Solving Exponential Equations SO CONFUSED ?

[Monocerotis]

Solving Exponential Equations SO CONFUSED ?

Homework Statement

I'm trying to solve problems like these
a) 2(3^y-2) = 18
b) 27(3^3x+1) = 3
c) 2^x+2 - 2^x = 48
d) 10^z+4 + 10^z+3 = 11

Homework Equations

Laws of exponential values.

The Attempt at a Solution

b) 2(3^y-2) = 18
6^y-2 = 18
Stuck/Confused.

Maybe there's something fundamental I'm forgetting or making overly complicated. If you divide 18 by 3 to make it 6 so then you could just work with the exponential values to solve for y, wouldn't you also have to do the same thing to 2(3^y-2) (or) 6^y-2

For say a problem like this
3(5^x+1) =15
15^x+1 = 15

Now you have both bases balanced, you can work to solve for x
x+1 = 0 ?
x = 0 - 1
x = -1

That would then mean 15⁰ = 15, which doesn't work out because anything to an exponential value of 0 is 1, correct ?

 

[maladroit]

use natural logs to solve for the exponents!
ie 2(3^y-2) = 18
3^y-2=9
ln3^y=ln9
yln3=ln9
y=ln9/ln3

all of them can be solved that way!

 

[Monocerotis]

Ok that sounds interesting. We haven't learned how to use natural logs in class yet, they begin teaching you how to use that in the next level course.

Is there any other way to solve the problem without using natural logs ?

If not I guess I'll just have to teach myself lol

 

[maladroit]

correction!

2(3^y-2) = 18
3^y-2=9
ln3^y-2=ln9
(y-2)ln3=ln9
y=(ln9)+2/ln3

 

[maladroit]

Okay! well, if the exponents have the same base (ie 2^x-1=2^6-x) then you can set the exponents equal to each other. For your problems, you will have to manipulate the bases to get them to be the same... for example if you have 2^x-4=8, that also equals 2^x-4=2^3, so then x-4=3.

 

[maladroit]

Also-Because there are exponents involved, don't multiply the number outside of the parentheses inside of the parentheses!

 

[darkchild]

Ok that sounds interesting. We haven't learned how to use natural logs in class yet, they begin teaching you how to use that in the next level course.

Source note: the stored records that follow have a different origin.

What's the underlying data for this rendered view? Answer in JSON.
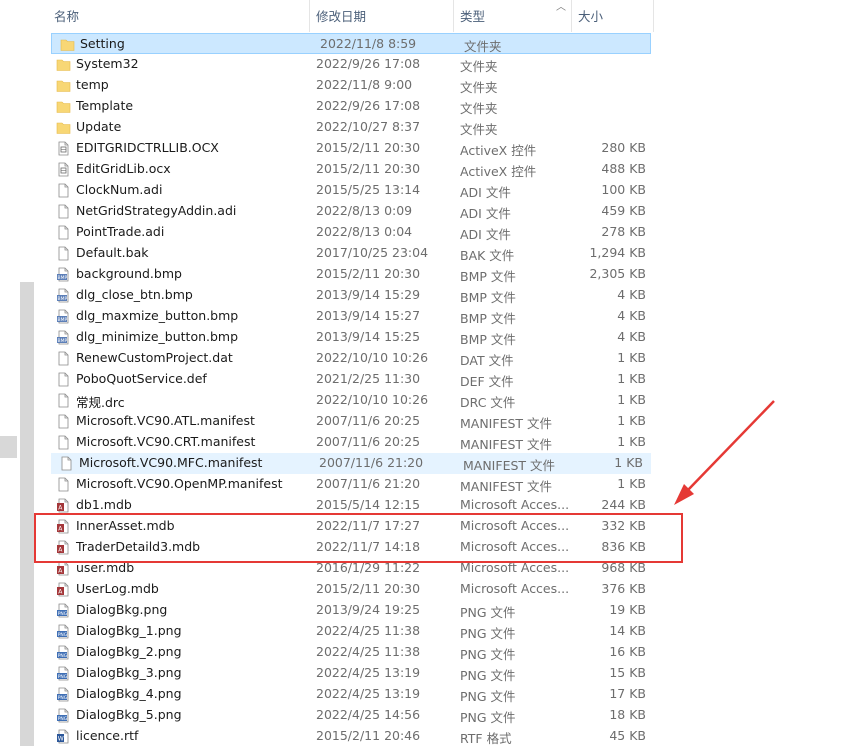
{
  "columns": {
    "name": "名称",
    "date": "修改日期",
    "type": "类型",
    "size": "大小"
  },
  "files": [
    {
      "name": "Setting",
      "date": "2022/11/8 8:59",
      "type": "文件夹",
      "size": "",
      "icon": "folder-icon",
      "state": "selected"
    },
    {
      "name": "System32",
      "date": "2022/9/26 17:08",
      "type": "文件夹",
      "size": "",
      "icon": "folder-icon"
    },
    {
      "name": "temp",
      "date": "2022/11/8 9:00",
      "type": "文件夹",
      "size": "",
      "icon": "folder-icon"
    },
    {
      "name": "Template",
      "date": "2022/9/26 17:08",
      "type": "文件夹",
      "size": "",
      "icon": "folder-icon"
    },
    {
      "name": "Update",
      "date": "2022/10/27 8:37",
      "type": "文件夹",
      "size": "",
      "icon": "folder-icon"
    },
    {
      "name": "EDITGRIDCTRLLIB.OCX",
      "date": "2015/2/11 20:30",
      "type": "ActiveX 控件",
      "size": "280 KB",
      "icon": "activex-file-icon"
    },
    {
      "name": "EditGridLib.ocx",
      "date": "2015/2/11 20:30",
      "type": "ActiveX 控件",
      "size": "488 KB",
      "icon": "activex-file-icon"
    },
    {
      "name": "ClockNum.adi",
      "date": "2015/5/25 13:14",
      "type": "ADI 文件",
      "size": "100 KB",
      "icon": "generic-file-icon"
    },
    {
      "name": "NetGridStrategyAddin.adi",
      "date": "2022/8/13 0:09",
      "type": "ADI 文件",
      "size": "459 KB",
      "icon": "generic-file-icon"
    },
    {
      "name": "PointTrade.adi",
      "date": "2022/8/13 0:04",
      "type": "ADI 文件",
      "size": "278 KB",
      "icon": "generic-file-icon"
    },
    {
      "name": "Default.bak",
      "date": "2017/10/25 23:04",
      "type": "BAK 文件",
      "size": "1,294 KB",
      "icon": "generic-file-icon"
    },
    {
      "name": "background.bmp",
      "date": "2015/2/11 20:30",
      "type": "BMP 文件",
      "size": "2,305 KB",
      "icon": "bmp-file-icon"
    },
    {
      "name": "dlg_close_btn.bmp",
      "date": "2013/9/14 15:29",
      "type": "BMP 文件",
      "size": "4 KB",
      "icon": "bmp-file-icon"
    },
    {
      "name": "dlg_maxmize_button.bmp",
      "date": "2013/9/14 15:27",
      "type": "BMP 文件",
      "size": "4 KB",
      "icon": "bmp-file-icon"
    },
    {
      "name": "dlg_minimize_button.bmp",
      "date": "2013/9/14 15:25",
      "type": "BMP 文件",
      "size": "4 KB",
      "icon": "bmp-file-icon"
    },
    {
      "name": "RenewCustomProject.dat",
      "date": "2022/10/10 10:26",
      "type": "DAT 文件",
      "size": "1 KB",
      "icon": "generic-file-icon"
    },
    {
      "name": "PoboQuotService.def",
      "date": "2021/2/25 11:30",
      "type": "DEF 文件",
      "size": "1 KB",
      "icon": "generic-file-icon"
    },
    {
      "name": "常规.drc",
      "date": "2022/10/10 10:26",
      "type": "DRC 文件",
      "size": "1 KB",
      "icon": "generic-file-icon"
    },
    {
      "name": "Microsoft.VC90.ATL.manifest",
      "date": "2007/11/6 20:25",
      "type": "MANIFEST 文件",
      "size": "1 KB",
      "icon": "generic-file-icon"
    },
    {
      "name": "Microsoft.VC90.CRT.manifest",
      "date": "2007/11/6 20:25",
      "type": "MANIFEST 文件",
      "size": "1 KB",
      "icon": "generic-file-icon"
    },
    {
      "name": "Microsoft.VC90.MFC.manifest",
      "date": "2007/11/6 21:20",
      "type": "MANIFEST 文件",
      "size": "1 KB",
      "icon": "generic-file-icon",
      "state": "hover"
    },
    {
      "name": "Microsoft.VC90.OpenMP.manifest",
      "date": "2007/11/6 21:20",
      "type": "MANIFEST 文件",
      "size": "1 KB",
      "icon": "generic-file-icon"
    },
    {
      "name": "db1.mdb",
      "date": "2015/5/14 12:15",
      "type": "Microsoft Acces...",
      "size": "244 KB",
      "icon": "access-db-icon"
    },
    {
      "name": "InnerAsset.mdb",
      "date": "2022/11/7 17:27",
      "type": "Microsoft Acces...",
      "size": "332 KB",
      "icon": "access-db-icon"
    },
    {
      "name": "TraderDetaild3.mdb",
      "date": "2022/11/7 14:18",
      "type": "Microsoft Acces...",
      "size": "836 KB",
      "icon": "access-db-icon"
    },
    {
      "name": "user.mdb",
      "date": "2016/1/29 11:22",
      "type": "Microsoft Acces...",
      "size": "968 KB",
      "icon": "access-db-icon"
    },
    {
      "name": "UserLog.mdb",
      "date": "2015/2/11 20:30",
      "type": "Microsoft Acces...",
      "size": "376 KB",
      "icon": "access-db-icon"
    },
    {
      "name": "DialogBkg.png",
      "date": "2013/9/24 19:25",
      "type": "PNG 文件",
      "size": "19 KB",
      "icon": "png-file-icon"
    },
    {
      "name": "DialogBkg_1.png",
      "date": "2022/4/25 11:38",
      "type": "PNG 文件",
      "size": "14 KB",
      "icon": "png-file-icon"
    },
    {
      "name": "DialogBkg_2.png",
      "date": "2022/4/25 11:38",
      "type": "PNG 文件",
      "size": "16 KB",
      "icon": "png-file-icon"
    },
    {
      "name": "DialogBkg_3.png",
      "date": "2022/4/25 13:19",
      "type": "PNG 文件",
      "size": "15 KB",
      "icon": "png-file-icon"
    },
    {
      "name": "DialogBkg_4.png",
      "date": "2022/4/25 13:19",
      "type": "PNG 文件",
      "size": "17 KB",
      "icon": "png-file-icon"
    },
    {
      "name": "DialogBkg_5.png",
      "date": "2022/4/25 14:56",
      "type": "PNG 文件",
      "size": "18 KB",
      "icon": "png-file-icon"
    },
    {
      "name": "licence.rtf",
      "date": "2015/2/11 20:46",
      "type": "RTF 格式",
      "size": "45 KB",
      "icon": "rtf-file-icon"
    }
  ],
  "colors": {
    "selected_bg": "#cce8ff",
    "hover_bg": "#e5f3ff",
    "annotation_red": "#e53935",
    "folder": "#f8d775"
  }
}
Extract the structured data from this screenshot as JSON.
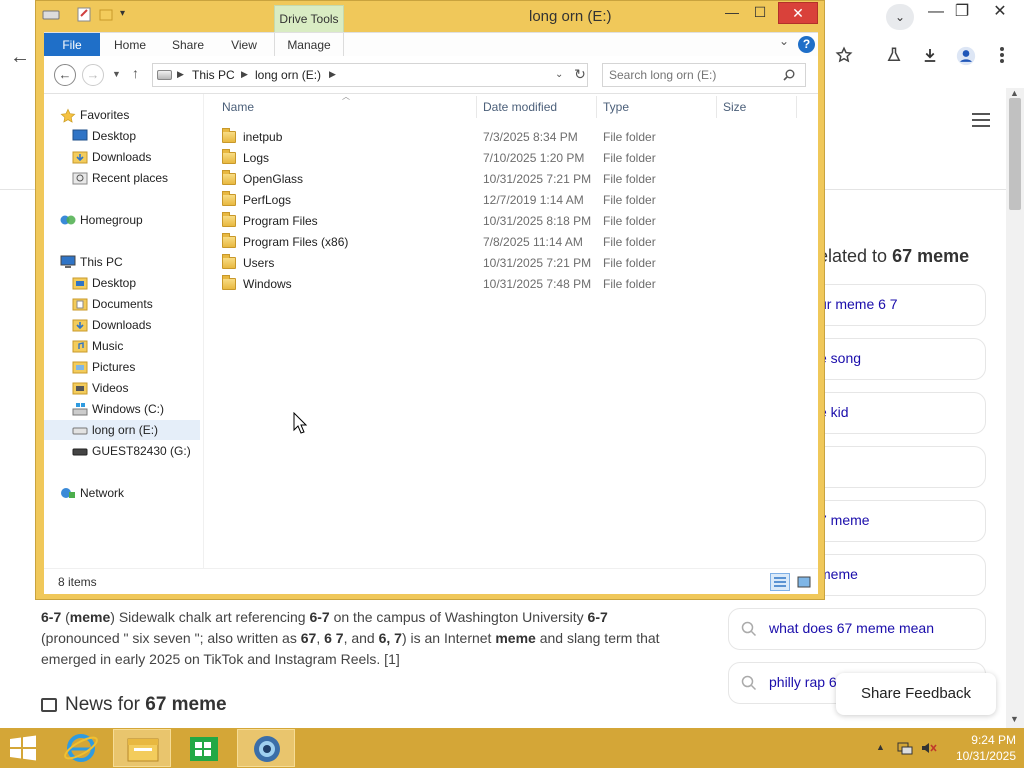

Is there any other way to solve the problem without using natural logs ?
l

Using natural logs is quite easy (it's just another logarithm, with base e), but you can also try re-writing the side of the equation that does not have exponents:

2(3^y-2) = 18

3^y-2 = 9

3^y-2 = 3²

Once both sides have the same base (3 in this case), you can set the exponents equal to solve for the variable:

y-2 = 2

The only problem is that the numbers don't always work out so easily (for example, if you had = 5 instead of = 18, you would need a calculator and end up with horrible decimal numbers).

 

[maladroit]

Excellent explanation!

 

[Bohrok]

If you need to take the log of both sides, you can do it in any base (not just ln or log_e), such as log₁₀ or log₃

 

[Monocerotis]

Thanks Bohrok, maladroit, and darkchild for your help.

Don't know what it is but sometimes I just get stuck on problems and can't work my way out of them.

I think i'll be able to figure it all out now.

 

[mrkuo]

All of these problems can be done without the use of logarithms.

You'll need to be able to factor correctly in the last two to solve that without a calculator.

 

[Monocerotis]

For this example problem that I listed, I know off the bat the answer need to be x = 0
so why when I work it out do I end up with x = -1. What am I doing wrong in the problem solving process ?

3(5^x+1) =15
15^x+1 = 15
--------------------
^x+1 = 0 ?
x = 0 - 1
x = -1

 

[Mark44]

For this example problem that I listed, I know off the bat the answer need to be x = 0
so why when I work it out do I end up with x = -1. What am I doing wrong in the problem solving process ?

3(5x+1) =15
15x+1 = 15

3(5x + 1) != 15x + 1.
Hint: Distributive law.

--------------------
x+1 = 0 ?
x = 0 - 1
x = -1

 

[mrkuo]

If this is the problem you're referring to:

3(5^(x+1)) =15
15^(x+1) = 15

You can not distribute 3 to 5 since they have different exponents. (1 versus x+1)

Instead of distributing, try dividing 3 to both sides. The 15 will become a 5 and you can set the exponents on both sides equal.

 

[Monocerotis]

3(5x + 1) != 15x + 1.
Hint: Distributive law.

I think you may be working of my typo, the x+1 should have been ^x+1 (exponential values). So when 15 ^x+1 = 15 you "ignore" the values of 15 and work to solve for x with the exponential values.

So is my problem then neglecting that 15 = 15¹, so then I would have to work with ^x+1 = ¹
-> x = 1-1 = 0

 

[maladroit]

Don't distribute! Divide both sides by 3, leaving you with 5^x+1=5
and remember that 5=5^1

 

[Monocerotis]

Don't distribute! Divide both sides by 3, leaving you with 5^x+1=5
and remember that 5=5^1

thought so

/facepalm